Now that we know why standards will be so important in making blockchain-based identity more mature and mainstream, let’s spend some time on the different standards that are needed and what each does. Pikcio believes that standards are needed at several layers of identity:
What constitutes identity data? There are some standards for personally identifiable data like government-issued documents (passports, birth certificates, etc). But what about other kinds of data, like medical records? Xrays, dental records, all have a different level of detail than appointment schedules or patient lists, for example. Classifying data based on its type and on its uses is important when thinking about other standards. What someone can do with the knowledge of a patient’s primary care physician, for instance, compared to what someone can do with a passport.
How data is classified and stored in databases and how it is interoperable is a key basic standard that needs to be addressed. Without a standard format, we will just replace today’s siloes with new ones. We need standards that allow data to be shared across interoperable networks easily.

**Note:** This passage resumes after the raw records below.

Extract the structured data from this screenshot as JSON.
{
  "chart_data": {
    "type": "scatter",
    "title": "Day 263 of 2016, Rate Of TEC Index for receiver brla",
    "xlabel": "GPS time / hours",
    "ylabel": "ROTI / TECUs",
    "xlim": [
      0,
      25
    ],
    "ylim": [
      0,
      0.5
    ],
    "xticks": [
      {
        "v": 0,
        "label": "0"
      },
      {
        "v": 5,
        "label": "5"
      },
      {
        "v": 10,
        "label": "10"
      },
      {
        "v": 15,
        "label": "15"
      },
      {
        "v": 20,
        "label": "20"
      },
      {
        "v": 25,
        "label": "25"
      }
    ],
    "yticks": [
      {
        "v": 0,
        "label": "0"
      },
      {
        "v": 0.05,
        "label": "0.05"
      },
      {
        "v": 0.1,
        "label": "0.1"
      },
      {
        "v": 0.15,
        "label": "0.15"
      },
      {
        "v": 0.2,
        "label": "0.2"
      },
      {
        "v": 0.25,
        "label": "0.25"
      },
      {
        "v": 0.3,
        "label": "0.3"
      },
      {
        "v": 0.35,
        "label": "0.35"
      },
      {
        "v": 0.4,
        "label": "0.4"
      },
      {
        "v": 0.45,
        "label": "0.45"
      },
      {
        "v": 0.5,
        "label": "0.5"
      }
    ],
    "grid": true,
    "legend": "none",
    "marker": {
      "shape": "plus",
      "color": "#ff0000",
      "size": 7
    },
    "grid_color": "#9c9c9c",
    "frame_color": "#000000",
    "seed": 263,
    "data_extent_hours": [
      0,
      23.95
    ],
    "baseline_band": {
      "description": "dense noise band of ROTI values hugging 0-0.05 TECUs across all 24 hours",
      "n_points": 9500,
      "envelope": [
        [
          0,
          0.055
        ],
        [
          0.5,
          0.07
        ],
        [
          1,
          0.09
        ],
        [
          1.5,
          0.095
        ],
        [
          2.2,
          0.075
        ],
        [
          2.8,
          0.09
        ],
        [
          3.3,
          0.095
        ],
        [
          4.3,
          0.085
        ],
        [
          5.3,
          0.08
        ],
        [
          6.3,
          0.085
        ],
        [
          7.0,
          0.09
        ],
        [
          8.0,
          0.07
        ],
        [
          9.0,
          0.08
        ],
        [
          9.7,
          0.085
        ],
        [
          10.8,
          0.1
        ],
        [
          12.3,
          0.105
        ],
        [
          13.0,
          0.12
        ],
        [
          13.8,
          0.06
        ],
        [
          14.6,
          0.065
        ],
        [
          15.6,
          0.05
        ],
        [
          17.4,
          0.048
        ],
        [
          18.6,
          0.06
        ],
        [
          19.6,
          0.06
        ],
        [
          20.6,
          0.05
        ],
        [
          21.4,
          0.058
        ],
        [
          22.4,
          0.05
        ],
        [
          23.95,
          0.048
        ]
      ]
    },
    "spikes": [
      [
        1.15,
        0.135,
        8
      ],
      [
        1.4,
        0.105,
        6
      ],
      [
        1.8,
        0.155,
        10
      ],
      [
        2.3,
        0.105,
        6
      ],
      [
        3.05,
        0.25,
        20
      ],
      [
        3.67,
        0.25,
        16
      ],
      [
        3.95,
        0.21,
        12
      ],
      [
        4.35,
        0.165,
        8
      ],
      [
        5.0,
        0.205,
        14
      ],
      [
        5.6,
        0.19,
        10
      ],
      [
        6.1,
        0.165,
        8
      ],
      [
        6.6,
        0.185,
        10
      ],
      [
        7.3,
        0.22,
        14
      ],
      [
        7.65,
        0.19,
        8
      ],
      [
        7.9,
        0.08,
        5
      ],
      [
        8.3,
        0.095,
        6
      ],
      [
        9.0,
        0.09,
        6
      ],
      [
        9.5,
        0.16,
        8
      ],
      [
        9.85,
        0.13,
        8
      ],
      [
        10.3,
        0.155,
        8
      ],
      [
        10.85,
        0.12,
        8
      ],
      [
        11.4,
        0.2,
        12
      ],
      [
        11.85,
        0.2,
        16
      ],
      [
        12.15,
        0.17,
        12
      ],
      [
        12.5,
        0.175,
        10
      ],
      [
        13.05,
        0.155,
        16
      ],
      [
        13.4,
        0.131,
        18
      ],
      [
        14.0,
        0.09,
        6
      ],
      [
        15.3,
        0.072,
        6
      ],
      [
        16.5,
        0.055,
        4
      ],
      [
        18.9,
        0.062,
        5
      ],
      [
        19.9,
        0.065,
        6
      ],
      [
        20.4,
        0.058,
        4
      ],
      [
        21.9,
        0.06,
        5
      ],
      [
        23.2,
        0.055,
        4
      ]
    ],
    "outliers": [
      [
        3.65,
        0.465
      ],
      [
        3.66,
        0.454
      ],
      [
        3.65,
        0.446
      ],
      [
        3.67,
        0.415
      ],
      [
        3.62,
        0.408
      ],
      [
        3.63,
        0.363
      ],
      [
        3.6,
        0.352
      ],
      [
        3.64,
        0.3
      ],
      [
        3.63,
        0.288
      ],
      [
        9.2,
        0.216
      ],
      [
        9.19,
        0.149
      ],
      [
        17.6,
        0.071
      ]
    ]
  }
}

NIST calls this identity proofing: allowing network participants to have a common understanding of how identity data was validated at its inception. If one tokenizes a driver’s license on a blockchain network, how does the network know how that driver’s license was validated? Which process was followed? Also, there can be different levels of validation based on the kind of data. For instance, government-issued data requires stricter validation standards than personally identifiable social media accounts. This will be important particularly for re-usability. Whether or not to trust tokenized identity data has a lot to do with whether you trust the original authenticator.
Some personal data will not change over individuals’ lifetimes – a birthdate, place of birth, attended university, eye color… Some data will change, sometimes frequently, such as resident addresses, bank details, number of children, etc. When sharing identity data on a blockchain network, the people checking the data (employers, mortgage lenders, hospitals…) need to know when the data was last validated. We already use dated records like utility bills to prove where we currently live. On a blockchain network, everyone needs to know data has been checked and frequently re-validated in order to trust the validity of said data.
All of the hashes and connected data may be correct, but the network also needs to be sure that the person (or company or device) using identity data is, in fact, the owner/controller of that data and that a bad actor hasn’t obtained identity records illegally. Being able to secure identities and quickly determine which ones have been hacked or taken over is critical.
The standards development process has really just begun in blockchain-based identity. There is still a lot of work that needs to be done. As these standards evolve, blockchain’s potential to revolutionize identity can be fulfilled.